Miguel Ángel López Farías

Lección uno: en política, sino lo matas, lo haces indestructible. Esta regla ha sido pasada por alto por el zorro electoral de Palacio Andrés Manuel López Obrador, en su afán de desprestigiar a el líder del PRI, ha construido a una especie de antihéroe, Alejandro Moreno, ALITO, no solo está vivo, sino que en un fenómeno muy de nuestro folclor social, aglutina a una creciente bolsa de hombres y mujeres frustradas por la situación en el país.

En cualquier otro tiempo, la sola exhibición de los supuestos pecados de Alejandro moreno los “gatillos” se habrían accionado en respuesta fulminante en el cuerpo del campechano, nadie habría dudado en tatuarle leyes en la piel del acusado.

pero, y aquí la sustancia de este fenómeno, que contrario a verlo “muerto políticamente”, Alito ha resistido los ataques de tal manera que exhiban lo que exhiban ya no es parte de las primeras filas mediáticas.

Y fíjese, la encargada de hacer el trabajo de “chismosa de vecindad” Layda Sansores, pasó de ser la “escopeta” que disparaba a los patos a recibir los “huevazos”, tras darse a conocer un audio en donde despotrica en contra del dueño de la vecindad, ’López Obrador. ¿No lo escucho usted? Búsquelo en Google y vea que “pesado se llevan” los de Morena.

Que Alito se convierta en el “chucho el roto” no  es novedad , de alguna manera, los espectadores comienzan a tomar partido por un sentido histórico de los personajes, por un lado, un poderoso presidente que no ha reparado en violar la ley al utilizar todas las armas del espionaje para amenazar a quienes se resisten a ponerse de rodillas ante su augusta figura, López Obrador decidió ser el dictador y eso la gente lo percibe, y la víctima, sin detenernos a pensar si es inocente o culpable, decidió ponerle el pecho y ese acto de resistencia, con rasgos suicidas no pasa por alto en la sociedad, la cual, en algo para el estudio antropológico, siempre acuden en auxilio de la víctima.

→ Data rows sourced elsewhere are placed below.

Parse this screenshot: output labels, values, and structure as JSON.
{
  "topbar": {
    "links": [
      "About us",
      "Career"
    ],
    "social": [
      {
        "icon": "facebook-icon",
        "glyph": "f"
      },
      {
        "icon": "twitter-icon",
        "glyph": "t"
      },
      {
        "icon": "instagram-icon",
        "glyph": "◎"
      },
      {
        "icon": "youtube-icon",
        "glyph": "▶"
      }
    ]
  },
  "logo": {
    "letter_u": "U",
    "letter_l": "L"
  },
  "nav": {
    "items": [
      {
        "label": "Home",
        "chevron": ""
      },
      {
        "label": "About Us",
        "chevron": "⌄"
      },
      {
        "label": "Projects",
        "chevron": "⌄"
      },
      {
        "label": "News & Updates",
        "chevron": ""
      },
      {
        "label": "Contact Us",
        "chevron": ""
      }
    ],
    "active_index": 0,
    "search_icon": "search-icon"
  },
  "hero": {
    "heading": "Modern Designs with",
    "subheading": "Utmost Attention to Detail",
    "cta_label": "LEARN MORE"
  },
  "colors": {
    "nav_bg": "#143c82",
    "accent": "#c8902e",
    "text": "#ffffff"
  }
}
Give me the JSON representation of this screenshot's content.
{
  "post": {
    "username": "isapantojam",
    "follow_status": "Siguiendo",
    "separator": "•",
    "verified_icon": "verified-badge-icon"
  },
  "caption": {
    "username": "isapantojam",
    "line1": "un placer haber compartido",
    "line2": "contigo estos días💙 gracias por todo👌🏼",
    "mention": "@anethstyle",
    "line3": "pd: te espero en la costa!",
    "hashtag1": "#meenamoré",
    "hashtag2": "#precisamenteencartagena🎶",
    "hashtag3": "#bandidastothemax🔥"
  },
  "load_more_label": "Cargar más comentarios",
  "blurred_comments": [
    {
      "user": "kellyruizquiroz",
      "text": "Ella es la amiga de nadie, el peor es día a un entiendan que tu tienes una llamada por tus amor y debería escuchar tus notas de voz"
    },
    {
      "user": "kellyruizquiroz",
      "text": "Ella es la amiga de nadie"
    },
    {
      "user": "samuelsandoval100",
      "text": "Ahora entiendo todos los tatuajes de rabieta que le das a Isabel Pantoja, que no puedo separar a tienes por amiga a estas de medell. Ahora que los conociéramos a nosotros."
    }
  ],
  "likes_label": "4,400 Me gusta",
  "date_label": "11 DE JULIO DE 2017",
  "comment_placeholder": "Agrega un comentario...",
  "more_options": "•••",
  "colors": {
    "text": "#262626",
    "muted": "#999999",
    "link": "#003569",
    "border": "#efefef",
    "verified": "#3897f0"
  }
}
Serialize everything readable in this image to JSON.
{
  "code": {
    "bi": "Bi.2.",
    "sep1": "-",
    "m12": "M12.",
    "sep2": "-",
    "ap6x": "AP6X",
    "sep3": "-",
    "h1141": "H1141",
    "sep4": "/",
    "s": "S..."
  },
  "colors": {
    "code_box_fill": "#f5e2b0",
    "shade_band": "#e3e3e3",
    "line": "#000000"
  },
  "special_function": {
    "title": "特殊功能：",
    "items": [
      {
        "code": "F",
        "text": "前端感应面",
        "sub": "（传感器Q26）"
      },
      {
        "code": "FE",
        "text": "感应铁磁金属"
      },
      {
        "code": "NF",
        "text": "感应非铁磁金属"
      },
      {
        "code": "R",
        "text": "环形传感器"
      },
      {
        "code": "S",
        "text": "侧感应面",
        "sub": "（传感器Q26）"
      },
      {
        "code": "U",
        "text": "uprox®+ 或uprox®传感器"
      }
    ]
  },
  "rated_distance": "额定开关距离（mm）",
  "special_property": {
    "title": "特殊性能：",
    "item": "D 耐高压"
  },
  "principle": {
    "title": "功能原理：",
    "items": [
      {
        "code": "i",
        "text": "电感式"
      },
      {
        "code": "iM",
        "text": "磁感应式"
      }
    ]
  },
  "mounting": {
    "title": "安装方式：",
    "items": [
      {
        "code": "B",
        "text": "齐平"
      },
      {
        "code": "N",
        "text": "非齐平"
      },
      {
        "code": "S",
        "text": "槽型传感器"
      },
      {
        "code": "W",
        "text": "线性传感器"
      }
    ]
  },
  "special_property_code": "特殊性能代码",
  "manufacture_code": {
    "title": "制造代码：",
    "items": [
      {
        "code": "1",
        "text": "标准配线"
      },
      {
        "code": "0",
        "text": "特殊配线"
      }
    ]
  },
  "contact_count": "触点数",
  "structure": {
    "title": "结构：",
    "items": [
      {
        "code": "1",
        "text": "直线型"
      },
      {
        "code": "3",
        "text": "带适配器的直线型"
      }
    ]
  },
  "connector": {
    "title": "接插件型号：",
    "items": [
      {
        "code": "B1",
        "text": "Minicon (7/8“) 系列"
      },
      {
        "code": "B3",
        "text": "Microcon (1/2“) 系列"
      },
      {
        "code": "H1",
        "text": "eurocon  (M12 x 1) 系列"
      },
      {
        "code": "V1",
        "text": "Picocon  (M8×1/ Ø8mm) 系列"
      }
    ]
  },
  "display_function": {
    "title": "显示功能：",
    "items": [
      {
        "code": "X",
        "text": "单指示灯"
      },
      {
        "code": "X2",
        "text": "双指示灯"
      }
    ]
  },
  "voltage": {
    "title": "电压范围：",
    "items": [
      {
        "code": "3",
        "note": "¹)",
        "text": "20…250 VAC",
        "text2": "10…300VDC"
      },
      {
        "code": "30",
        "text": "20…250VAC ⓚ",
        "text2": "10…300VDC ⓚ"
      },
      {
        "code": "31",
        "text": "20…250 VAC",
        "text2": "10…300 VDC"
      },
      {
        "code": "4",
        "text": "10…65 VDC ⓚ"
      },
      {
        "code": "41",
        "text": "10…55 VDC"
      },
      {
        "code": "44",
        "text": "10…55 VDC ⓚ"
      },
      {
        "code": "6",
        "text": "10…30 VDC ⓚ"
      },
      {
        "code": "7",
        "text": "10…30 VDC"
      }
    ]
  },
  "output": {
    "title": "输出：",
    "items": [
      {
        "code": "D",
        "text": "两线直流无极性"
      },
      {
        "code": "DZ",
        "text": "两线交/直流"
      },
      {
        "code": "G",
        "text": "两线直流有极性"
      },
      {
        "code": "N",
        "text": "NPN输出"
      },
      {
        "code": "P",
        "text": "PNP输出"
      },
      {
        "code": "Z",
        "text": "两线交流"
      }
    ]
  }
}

Por qué cree que Alejandro Moreno no da sido “linchado” ¿por la turba? La sabiduría indica que el perverso es otro, no él.

Pero no solo el “pueblo” ha percibido esa putrefacción en el aire, sino que, me atrevo a afirmar, que son varios los grupos de poder en México que comienzan a tapizar sus habitaciones de cuadros del santo Niño de Alito, y ¿por qué?

Por qué Alejandro Moreno está resultando más resistente que el Covid y sus mil variantes, porque él solito se convirtió en la oposición total al régimen de la 4T, porque en lugar de debilitarlo con cada audio, le inyectan testosterona.

¿Es Alejandro Moreno culpable de corrupción? ¿Es un lastre para la alianza “Va por México”?

¿Es el cáncer y sepulturero del PRI? 

¿Es un cínico?

¿No lo sabemos?

Pero le cambio el personaje para estas preguntas.

¿Es Andrés Manuel corrupto?

¿Es un lastre para la democracia?

¿Es el cáncer y sepulturero de la izquierda?

¿Es perverso?

Usted responda,

A quien de los dos le encargaría el cuidado.

Es por ello que los antihéroes nos caen mejor que los perversos.